We do a lot of this at work, and spend a lot of time discussing how to do it well.
I think Josh hits all the major points:
- Choose your partition size to work nicely with your retention period, so that reclaiming data becomes simply dropping tables.
- Avoid having too many tables, because query processing will slow down dramatically.
- Beware of the overhead and complexity of dynamically creating and dropping tables. It is expensive, it is low-concurrency, it requires high privileges in the database, and it requires that you have a good scheme for naming the tables to avoid confusion.
- Be alert for opportunities to have time-varying detail, since older data generally can be retained with less instant-by-instant detail, but can instead be aggregated into larger time units.
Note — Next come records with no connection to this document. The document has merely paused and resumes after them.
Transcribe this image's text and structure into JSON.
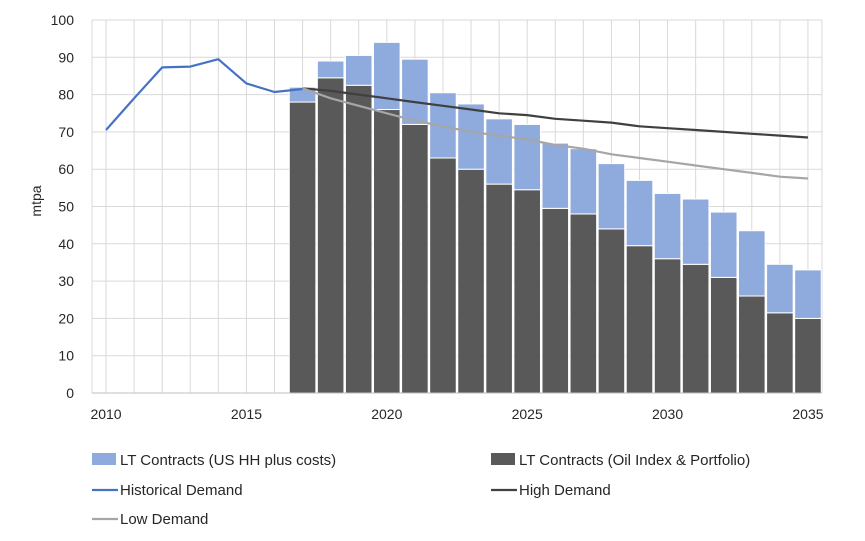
{
  "chart_data": {
    "type": "bar",
    "title": "",
    "xlabel": "",
    "ylabel": "mtpa",
    "ylim": [
      0,
      100
    ],
    "xlim": [
      2009.5,
      2035.5
    ],
    "yticks": [
      "0",
      "10",
      "20",
      "30",
      "40",
      "50",
      "60",
      "70",
      "80",
      "90",
      "100"
    ],
    "xticks": [
      "2010",
      "2015",
      "2020",
      "2025",
      "2030",
      "2035"
    ],
    "grid": "vertical and horizontal",
    "legend_position": "bottom",
    "bar_series": [
      {
        "name": "LT Contracts (Oil Index & Portfolio)",
        "color": "#595959",
        "x": [
          2017,
          2018,
          2019,
          2020,
          2021,
          2022,
          2023,
          2024,
          2025,
          2026,
          2027,
          2028,
          2029,
          2030,
          2031,
          2032,
          2033,
          2034,
          2035
        ],
        "values": [
          78,
          84.5,
          82.5,
          76,
          72,
          63,
          60,
          56,
          54.5,
          49.5,
          48,
          44,
          39.5,
          36,
          34.5,
          31,
          26,
          21.5,
          20
        ]
      },
      {
        "name": "LT Contracts (US HH plus costs)",
        "color": "#8faadc",
        "x": [
          2017,
          2018,
          2019,
          2020,
          2021,
          2022,
          2023,
          2024,
          2025,
          2026,
          2027,
          2028,
          2029,
          2030,
          2031,
          2032,
          2033,
          2034,
          2035
        ],
        "values": [
          4,
          4.5,
          8,
          18,
          17.5,
          17.5,
          17.5,
          17.5,
          17.5,
          17.5,
          17.5,
          17.5,
          17.5,
          17.5,
          17.5,
          17.5,
          17.5,
          13,
          13
        ]
      }
    ],
    "line_series": [
      {
        "name": "Historical Demand",
        "color": "#4472c4",
        "x": [
          2010,
          2011,
          2012,
          2013,
          2014,
          2015,
          2016,
          2017
        ],
        "values": [
          70.5,
          79,
          87.3,
          87.5,
          89.5,
          83,
          80.7,
          81.5
        ]
      },
      {
        "name": "High Demand",
        "color": "#404040",
        "x": [
          2017,
          2018,
          2019,
          2020,
          2021,
          2022,
          2023,
          2024,
          2025,
          2026,
          2027,
          2028,
          2029,
          2030,
          2031,
          2032,
          2033,
          2034,
          2035
        ],
        "values": [
          81.7,
          81,
          80,
          79,
          78,
          77,
          76,
          75,
          74.5,
          73.5,
          73,
          72.5,
          71.5,
          71,
          70.5,
          70,
          69.5,
          69,
          68.5
        ]
      },
      {
        "name": "Low Demand",
        "color": "#a6a6a6",
        "x": [
          2017,
          2018,
          2019,
          2020,
          2021,
          2022,
          2023,
          2024,
          2025,
          2026,
          2027,
          2028,
          2029,
          2030,
          2031,
          2032,
          2033,
          2034,
          2035
        ],
        "values": [
          81.7,
          79,
          77,
          75,
          73,
          71.5,
          70,
          69,
          68,
          66.5,
          65.5,
          64,
          63,
          62,
          61,
          60,
          59,
          58,
          57.5
        ]
      }
    ],
    "legend": [
      {
        "label": "LT Contracts (US HH plus costs)",
        "kind": "box",
        "color": "#8faadc"
      },
      {
        "label": "LT Contracts (Oil Index & Portfolio)",
        "kind": "box",
        "color": "#595959"
      },
      {
        "label": "Historical Demand",
        "kind": "line",
        "color": "#4472c4"
      },
      {
        "label": "High Demand",
        "kind": "line",
        "color": "#404040"
      },
      {
        "label": "Low Demand",
        "kind": "line",
        "color": "#a6a6a6"
      }
    ]
  }
}
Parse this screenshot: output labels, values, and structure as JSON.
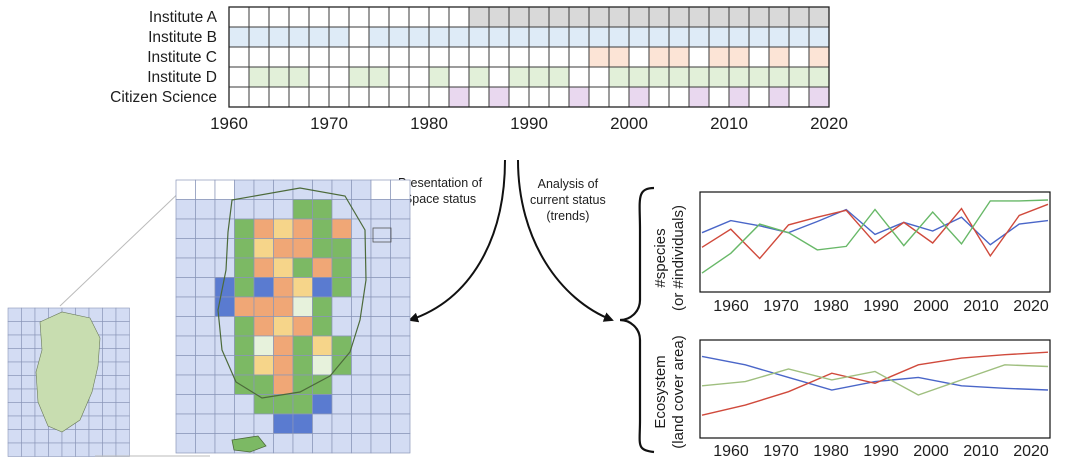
{
  "timeline": {
    "rows": [
      {
        "label": "Institute A",
        "color": "#d9d9d9",
        "filled": [
          12,
          13,
          14,
          15,
          16,
          17,
          18,
          19,
          20,
          21,
          22,
          23,
          24,
          25,
          26,
          27,
          28,
          29
        ]
      },
      {
        "label": "Institute B",
        "color": "#deebf7",
        "filled": [
          0,
          1,
          2,
          3,
          4,
          5,
          7,
          8,
          9,
          10,
          11,
          12,
          13,
          14,
          15,
          16,
          17,
          18,
          19,
          20,
          21,
          22,
          23,
          24,
          25,
          26,
          27,
          28,
          29
        ]
      },
      {
        "label": "Institute C",
        "color": "#fce4d6",
        "filled": [
          18,
          19,
          21,
          22,
          24,
          25,
          27,
          29
        ]
      },
      {
        "label": "Institute D",
        "color": "#e2f0d9",
        "filled": [
          1,
          2,
          3,
          6,
          7,
          10,
          12,
          14,
          15,
          16,
          19,
          20,
          21,
          22,
          23,
          24,
          25,
          26,
          27,
          28,
          29
        ]
      },
      {
        "label": "Citizen Science",
        "color": "#e9d8ef",
        "filled": [
          11,
          13,
          17,
          20,
          23,
          25,
          27,
          29
        ]
      }
    ],
    "years": [
      "1960",
      "1970",
      "1980",
      "1990",
      "2000",
      "2010",
      "2020"
    ]
  },
  "notes": {
    "space": [
      "Presentation of",
      "Space status"
    ],
    "trend": [
      "Analysis of",
      "current status",
      "(trends)"
    ]
  },
  "top_chart": {
    "ylabel": [
      "#species",
      "(or #individuals)"
    ],
    "ticks": [
      "1960",
      "1970",
      "1980",
      "1990",
      "2000",
      "2010",
      "2020"
    ],
    "series": [
      {
        "color": "#4a66c8",
        "values": [
          62,
          76,
          70,
          62,
          75,
          89,
          60,
          74,
          64,
          80,
          48,
          72,
          76
        ]
      },
      {
        "color": "#d04a3c",
        "values": [
          45,
          66,
          32,
          71,
          80,
          88,
          50,
          74,
          50,
          90,
          35,
          82,
          95
        ]
      },
      {
        "color": "#68b868",
        "values": [
          15,
          38,
          72,
          62,
          42,
          46,
          89,
          47,
          86,
          49,
          99,
          99,
          100
        ]
      }
    ]
  },
  "bottom_chart": {
    "ylabel": [
      "Ecosystem",
      "(land cover area)"
    ],
    "ticks": [
      "1960",
      "1970",
      "1980",
      "1990",
      "2000",
      "2010",
      "2020"
    ],
    "series": [
      {
        "color": "#4a66c8",
        "values": [
          90,
          80,
          65,
          50,
          60,
          65,
          55,
          52,
          50
        ]
      },
      {
        "color": "#d04a3c",
        "values": [
          20,
          32,
          48,
          70,
          58,
          80,
          88,
          92,
          95
        ]
      },
      {
        "color": "#9fbf7f",
        "values": [
          55,
          60,
          75,
          62,
          72,
          44,
          62,
          80,
          78
        ]
      }
    ]
  },
  "map": {
    "palette": {
      "blue": "#d3dcf3",
      "b2": "#5a7bd0",
      "green": "#7cb964",
      "lg": "#b9dba6",
      "orange": "#f0a776",
      "yellow": "#f6d58a",
      "white": "#ffffff",
      "pale": "#e7f2dc"
    }
  }
}
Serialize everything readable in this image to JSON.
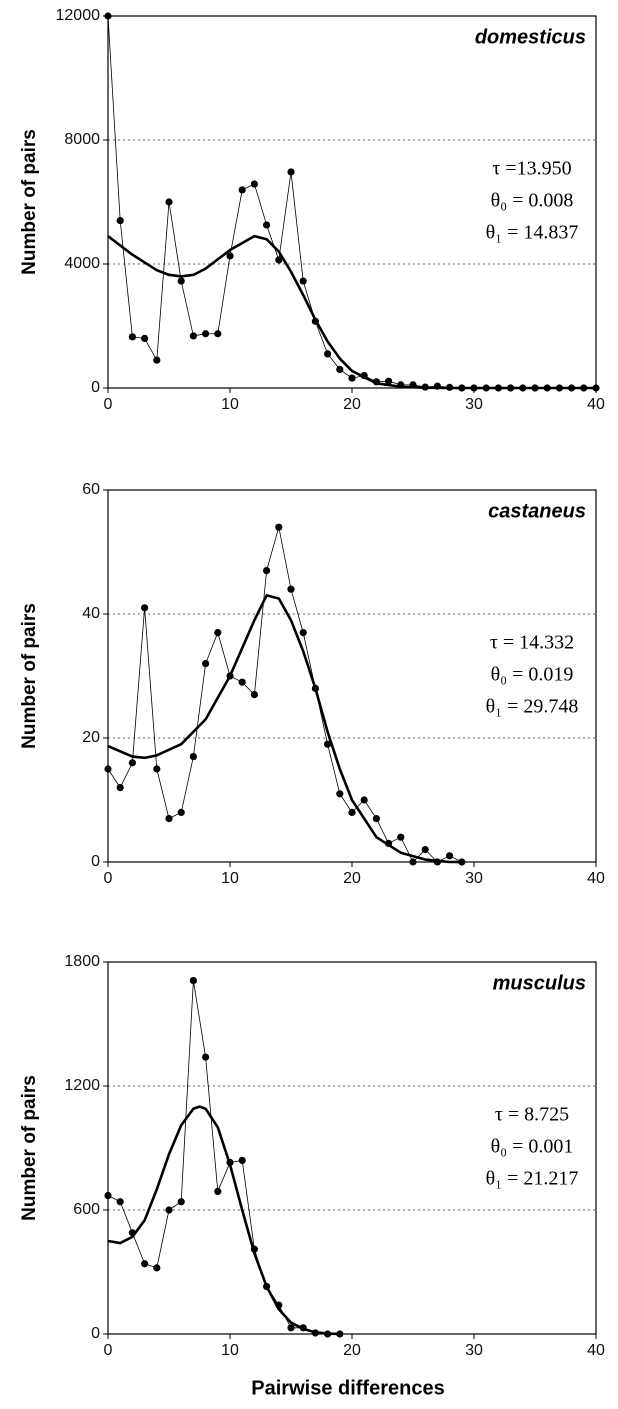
{
  "chart_data": [
    {
      "type": "line",
      "label": "domesticus",
      "y_label": "Number of pairs",
      "annotations": [
        "τ =13.950",
        "θ₀ = 0.008",
        "θ₁ = 14.837"
      ],
      "xlim": [
        0,
        40
      ],
      "xticks": [
        0,
        10,
        20,
        30,
        40
      ],
      "ylim": [
        0,
        12000
      ],
      "yticks": [
        0,
        4000,
        8000,
        12000
      ],
      "grid": true,
      "series": [
        {
          "color": "#000000",
          "marker": true,
          "line_width": 0.8,
          "x": [
            0,
            1,
            2,
            3,
            4,
            5,
            6,
            7,
            8,
            9,
            10,
            11,
            12,
            13,
            14,
            15,
            16,
            17,
            18,
            19,
            20,
            21,
            22,
            23,
            24,
            25,
            26,
            27,
            28,
            29,
            30,
            31,
            32,
            33,
            34,
            35,
            36,
            37,
            38,
            39,
            40
          ],
          "values": [
            12000,
            5400,
            1650,
            1600,
            900,
            6000,
            3450,
            1680,
            1750,
            1750,
            4260,
            6390,
            6580,
            5260,
            4130,
            6970,
            3450,
            2150,
            1100,
            600,
            320,
            400,
            200,
            220,
            100,
            100,
            30,
            60,
            20,
            0,
            0,
            0,
            0,
            0,
            0,
            0,
            0,
            0,
            0,
            0,
            0
          ]
        },
        {
          "color": "#000000",
          "marker": false,
          "line_width": 2.6,
          "x": [
            0,
            2,
            4,
            5,
            6,
            7,
            8,
            10,
            12,
            13,
            14,
            15,
            16,
            17,
            18,
            19,
            20,
            22,
            24,
            26,
            28,
            32,
            40
          ],
          "values": [
            4900,
            4300,
            3800,
            3650,
            3600,
            3650,
            3850,
            4450,
            4900,
            4800,
            4400,
            3750,
            3000,
            2200,
            1500,
            950,
            550,
            150,
            40,
            10,
            0,
            0,
            0
          ]
        }
      ]
    },
    {
      "type": "line",
      "label": "castaneus",
      "y_label": "Number of pairs",
      "annotations": [
        "τ = 14.332",
        "θ₀ = 0.019",
        "θ₁ = 29.748"
      ],
      "xlim": [
        0,
        40
      ],
      "xticks": [
        0,
        10,
        20,
        30,
        40
      ],
      "ylim": [
        0,
        60
      ],
      "yticks": [
        0,
        20,
        40,
        60
      ],
      "grid": true,
      "series": [
        {
          "color": "#000000",
          "marker": true,
          "line_width": 0.8,
          "x": [
            0,
            1,
            2,
            3,
            4,
            5,
            6,
            7,
            8,
            9,
            10,
            11,
            12,
            13,
            14,
            15,
            16,
            17,
            18,
            19,
            20,
            21,
            22,
            23,
            24,
            25,
            26,
            27,
            28,
            29
          ],
          "values": [
            15,
            12,
            16,
            41,
            15,
            7,
            8,
            17,
            32,
            37,
            30,
            29,
            27,
            47,
            54,
            44,
            37,
            28,
            19,
            11,
            8,
            10,
            7,
            3,
            4,
            0,
            2,
            0,
            1,
            0
          ]
        },
        {
          "color": "#000000",
          "marker": false,
          "line_width": 2.6,
          "x": [
            0,
            2,
            3,
            4,
            6,
            8,
            10,
            12,
            13,
            14,
            15,
            16,
            17,
            18,
            19,
            20,
            22,
            24,
            26,
            28,
            29
          ],
          "values": [
            18.7,
            17,
            16.8,
            17.2,
            19,
            23,
            30,
            39,
            43,
            42.5,
            39,
            34,
            28,
            21,
            15,
            10,
            4,
            1.5,
            0.4,
            0,
            0
          ]
        }
      ]
    },
    {
      "type": "line",
      "label": "musculus",
      "y_label": "Number of pairs",
      "x_label": "Pairwise differences",
      "annotations": [
        "τ = 8.725",
        "θ₀ = 0.001",
        "θ₁ = 21.217"
      ],
      "xlim": [
        0,
        40
      ],
      "xticks": [
        0,
        10,
        20,
        30,
        40
      ],
      "ylim": [
        0,
        1800
      ],
      "yticks": [
        0,
        600,
        1200,
        1800
      ],
      "grid": true,
      "series": [
        {
          "color": "#000000",
          "marker": true,
          "line_width": 0.8,
          "x": [
            0,
            1,
            2,
            3,
            4,
            5,
            6,
            7,
            8,
            9,
            10,
            11,
            12,
            13,
            14,
            15,
            16,
            17,
            18,
            19
          ],
          "values": [
            670,
            640,
            490,
            340,
            320,
            600,
            640,
            1710,
            1340,
            690,
            830,
            840,
            410,
            230,
            140,
            30,
            30,
            5,
            0,
            0
          ]
        },
        {
          "color": "#000000",
          "marker": false,
          "line_width": 2.6,
          "x": [
            0,
            1,
            2,
            3,
            4,
            5,
            6,
            7,
            7.5,
            8,
            9,
            10,
            11,
            12,
            13,
            14,
            15,
            16,
            17,
            18,
            19
          ],
          "values": [
            450,
            440,
            470,
            550,
            700,
            870,
            1010,
            1090,
            1100,
            1090,
            1000,
            820,
            600,
            390,
            230,
            120,
            55,
            25,
            8,
            2,
            0
          ]
        }
      ]
    }
  ]
}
Of course, this aggregation is expensive and complicated, too.
- You need to have a way to ensure that your timestamp is unique, which may not match your application semantics depending on what sort of data you have, and
- Not all database implementations recognize the special case of "ever-increasing primary key insertions"; if your particular database doesn't recognize this, you can encounter a well-known physical storage problem where each leaf page in your clustered index is exactly half full, meaning that your database is twice as big as it should be.
clock_gettime(CLOCK_REALTIME) returns timestamps with nanosecond precision. I store them as:
ReplyDeleteseconds DATE,
nanos LONG,
CONSTRAINT pk_myTable PRIMARY KEY (seconds, nanos)
I would be very surprised to ever encounter a collision under this scheme. It would be as likely as having a UUID collision!